ASYA

Çin ve Filipinler arasında Tayvan gerginliği

Yayınlanma

Çin ve Filipinler arasında Tayvan seçimleri sonrası yaşanan tartışma, Güneydoğu Asya ülkeleri için gerginliğin bölgeye yayılabileceğine ilişkin korkuları körüklüyor.

Manila-Pekin ilişkileri geçtiğimiz hafta Filipinler Devlet Başkanı Ferdinand Marcos Jr’ın Çin’in ‘ayrılıkçı’ olarak nitelendirdiği Lai Ching-te’yi Tayvan’daki başkanlık seçimlerini kazandığı için tebrik etmesinin ardından dibe vurdu.

Çin Dışişleri Bakanlığı sözcüsü Mao Ning, Marcos’un sözlerini “Tek Çin” ilkesinin ciddi bir ihlali olarak nitelendirerek Pekin’in Tayvan’ın Çin’in devredilemez bir parçası olduğu yönündeki tutumuna atıfta bulundu.

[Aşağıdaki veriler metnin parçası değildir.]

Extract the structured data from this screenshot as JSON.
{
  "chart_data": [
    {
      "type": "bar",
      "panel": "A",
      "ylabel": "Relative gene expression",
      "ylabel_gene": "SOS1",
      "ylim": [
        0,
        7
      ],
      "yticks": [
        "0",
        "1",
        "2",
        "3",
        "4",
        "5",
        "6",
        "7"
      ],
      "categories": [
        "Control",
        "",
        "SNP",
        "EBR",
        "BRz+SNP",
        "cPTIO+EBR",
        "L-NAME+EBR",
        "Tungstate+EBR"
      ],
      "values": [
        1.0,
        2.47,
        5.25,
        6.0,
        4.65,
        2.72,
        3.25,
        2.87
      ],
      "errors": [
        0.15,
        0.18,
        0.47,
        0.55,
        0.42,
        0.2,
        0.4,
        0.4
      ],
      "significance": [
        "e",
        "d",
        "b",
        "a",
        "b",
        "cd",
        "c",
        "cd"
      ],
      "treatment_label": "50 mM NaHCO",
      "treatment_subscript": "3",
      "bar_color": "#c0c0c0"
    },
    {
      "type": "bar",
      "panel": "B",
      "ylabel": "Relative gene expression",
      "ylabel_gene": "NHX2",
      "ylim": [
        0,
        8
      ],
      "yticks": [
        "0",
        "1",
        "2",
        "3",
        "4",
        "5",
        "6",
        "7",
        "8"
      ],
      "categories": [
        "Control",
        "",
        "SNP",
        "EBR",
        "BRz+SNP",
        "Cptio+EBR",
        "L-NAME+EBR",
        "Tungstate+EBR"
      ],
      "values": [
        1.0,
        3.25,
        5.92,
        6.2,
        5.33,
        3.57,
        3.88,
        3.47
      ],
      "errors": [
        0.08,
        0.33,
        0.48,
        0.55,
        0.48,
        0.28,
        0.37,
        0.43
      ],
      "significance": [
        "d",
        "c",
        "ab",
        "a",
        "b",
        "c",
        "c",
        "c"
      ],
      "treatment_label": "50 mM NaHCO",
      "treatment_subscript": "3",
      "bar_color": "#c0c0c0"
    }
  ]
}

Mao, bu mesaj “Filipinler tarafından Çin tarafına verilen siyasi taahhütlerin ciddi bir ihlali ve Çin’in içişlerine kaba bir müdahaledir” dedi.

Filipinler Savunma Bakanı Gilbert Teodoro ise Mao’nun yorumlarını “seviyesiz bir konuşma” olarak nitelendirdi ve Mao’yu “yaşam tarzımızla bağdaşmayan” bir sistemin temsilcisi olarak nitelendirdi.

Güney Çin Denizi’nde hak iddia eden taraflar arasında günlerce süren sert söylemlerin ardından, iki ülke deniz iletişimini “iyileştirme” konusunda anlaşarak huzursuz bir ateşkes sağlamıştı.

Ancak son zamanlarda iletişimi artırmaya yönelik hamlelere rağmen Manila’nın savunma stratejisini yeniden yönlendirmeye hazır görünmesiyle birlikte, Çin-Filipinler arasındaki kırılgan ilişkide gerginliğin artacağı düşünülüyor.

Tayvan’la ilgili alevlenme, Filipinler’in Japonya ile iki ülke arasında ortak askeri tatbikat ve eğitimi kolaylaştıracak karşılıklı asker erişimi konusunda bir anlaşmaya yaklaştığı bir döneme denk geldi. Bu yılın ilk çeyreğinde anlaşmaya varılacağı düşünülüyor.

Aralık ayında Japonya, Filipin ordusunun modernizasyon programı kapsamında satın alınan radarları sağlayarak ülkenin potansiyel tehditleri tespit etme kabiliyetini artırdı.

Kaynak zengini Güney Çin Denizi, Çin ile Filipinler arasındaki gerilimin merkezinde yer alıyor. Manila son aylarda bölgede aktivitelerini artırırken, Çin’in Filipin ordusunun ikmal görevlerini engellediğini ve balıkçı gemilerine karşı “tehlikeli manevralar” ve tazyikli su kullandığını söylüyor.

Özellikle de ABD ile savunma işbirliğini artıran ve Washington’ı ‘dost’ olarak tanımlayan Filipinler bölgede Çin’in etkisine karşı koyabilmek için için savunmasını modernize etmeye çalışıyor. Genelkurmay Başkanı Orgeneral Romeo Brawner, münhasır ekonomik bölgesi içinde yapay adalar inşa etmeyi planladığını açıkladı.

Nikkei Asia’ya konuşan dış politika ve güvenlik analisti Lucio Blanco Pitlo III, “Tayvan Boğazı, Güneydoğu Asya’nın güvenliğini etkileyebilecek bir parlama noktası olarak Güney Çin Denizi’nden sonra geliyor” dedi.

Çin ve ABD’nin bölgedeki askeri yığınakları, dünyanın en büyük ada ülkesi Endonezya’yı da hedef tahtasına oturtma tehdidi taşıyor.

Nikkei Asia’ya konuşan Singapurlu uzman Collin Koh, Amerikan ve müttefik kuvvetlerinin “Hint Okyanusu’ndan Pasifik Okyanusu’na geçiş için zaman zaman Endonezya sularını kullanıp kullanmayacağına” atıfta bulunarak, “Asıl soru, ABD’nin takımada deniz yollarını askeri olarak kullanması olacaktır” dedi.

“Eğer ABD ve müttefik kuvvetlerinin geçişine izin verirseniz, Çin Endonezya’yı ABD ve müttefiklerinin yanında savaşan bir taraf olarak görecektir.”

Askeri bir çatışma korkusunun, bu yıl ASEAN’ın kritik gündemlerinden biri olacağı düşünülüyor. Koh, “Güneydoğu Asyalıların isteyeceği son şey Tayvan’da bir çatışma çıkmasıdır” dedi.